Following the initial infection with HIV, there is evidence of immune dysfunction despite an apparent normal clinical state. In the context that the lung is a major site affected by opportunistic infection, and that some components of the immune system are activated during early HIV infection, we hypothesized that there may be activation of alveolar macrophages (AM), a key component of the pulmonary host defense system. Compared to cells from normal individuals, AM of asymptomatic HIV-seropositive (HIV+) individuals (CDC-stage II) spontaneously released significantly more superoxide anion (O2-.) (P < 0.002). The O2-. release by AM of HIV-infected individuals was comparable to the spontaneous O2-.-release by AM of cigarette smokers (P > 0.6), a condition often associated with chronic damage of respiratory tissues. The destructive effects of oxidants are normally suppressed by antioxidant defense systems.
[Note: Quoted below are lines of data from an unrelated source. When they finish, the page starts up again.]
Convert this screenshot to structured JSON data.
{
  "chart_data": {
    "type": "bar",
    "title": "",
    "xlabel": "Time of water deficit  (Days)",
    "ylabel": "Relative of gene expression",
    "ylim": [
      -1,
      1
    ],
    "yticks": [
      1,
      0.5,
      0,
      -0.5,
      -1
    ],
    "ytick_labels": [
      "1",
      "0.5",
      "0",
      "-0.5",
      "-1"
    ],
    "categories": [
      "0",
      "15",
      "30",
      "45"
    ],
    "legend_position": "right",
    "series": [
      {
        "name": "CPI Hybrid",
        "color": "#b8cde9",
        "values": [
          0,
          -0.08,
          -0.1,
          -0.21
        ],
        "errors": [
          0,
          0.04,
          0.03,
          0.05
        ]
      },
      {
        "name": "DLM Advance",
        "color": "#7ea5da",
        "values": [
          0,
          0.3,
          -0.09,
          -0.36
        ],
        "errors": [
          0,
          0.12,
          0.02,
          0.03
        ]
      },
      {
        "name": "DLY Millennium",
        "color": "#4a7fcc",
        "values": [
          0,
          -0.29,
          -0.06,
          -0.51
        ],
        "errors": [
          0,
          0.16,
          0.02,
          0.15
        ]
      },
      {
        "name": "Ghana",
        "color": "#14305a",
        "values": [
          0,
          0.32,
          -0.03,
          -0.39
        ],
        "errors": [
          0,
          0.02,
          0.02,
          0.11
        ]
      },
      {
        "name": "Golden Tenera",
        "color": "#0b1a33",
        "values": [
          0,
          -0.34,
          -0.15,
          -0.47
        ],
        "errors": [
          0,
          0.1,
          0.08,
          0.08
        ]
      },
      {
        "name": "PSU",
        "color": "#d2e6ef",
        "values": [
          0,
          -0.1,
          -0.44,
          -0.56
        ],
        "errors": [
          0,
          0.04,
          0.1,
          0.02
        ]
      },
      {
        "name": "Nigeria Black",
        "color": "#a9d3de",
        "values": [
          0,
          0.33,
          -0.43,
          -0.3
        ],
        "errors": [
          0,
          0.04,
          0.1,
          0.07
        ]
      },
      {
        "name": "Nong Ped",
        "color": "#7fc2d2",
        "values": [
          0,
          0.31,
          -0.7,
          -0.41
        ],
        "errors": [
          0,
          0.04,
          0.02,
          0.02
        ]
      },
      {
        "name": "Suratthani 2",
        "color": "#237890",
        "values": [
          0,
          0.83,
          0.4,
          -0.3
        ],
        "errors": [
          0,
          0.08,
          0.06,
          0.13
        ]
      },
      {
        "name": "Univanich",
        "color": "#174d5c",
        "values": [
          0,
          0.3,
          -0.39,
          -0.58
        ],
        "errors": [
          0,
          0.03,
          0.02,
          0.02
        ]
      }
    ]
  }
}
Evaluation of the concentrations of glutathione, a major component of the pulmonary antioxidant protective screen, demonstrated that the HIV+ state is also characterized by a significant glutathione deficiency in lung epithelial lining fluid (P < 0.001) and in venous plasma (P < 0.001). This suggests that the alveolar structures of HIV+ individuals are continuously exposed to increased amounts of toxic oxygen radicals without adequate protection, i.e. the reactive oxygen metabolites may cause sufficient tissue damage culminating in interstitial lung disease. Further, since many immune functions are susceptible to injury by extracellular oxidants, the consequences of an unsuppressed oxidant burden in the lung may amplify the extent of local immunocompromise. In addition, since glutathione plays an important role in modulating lymphocyte activation and effector functions independent of its antioxidant activity, the systemic glutathione deficiency may contribute to the progressive global immune dysfunction that characterizes HIV infection.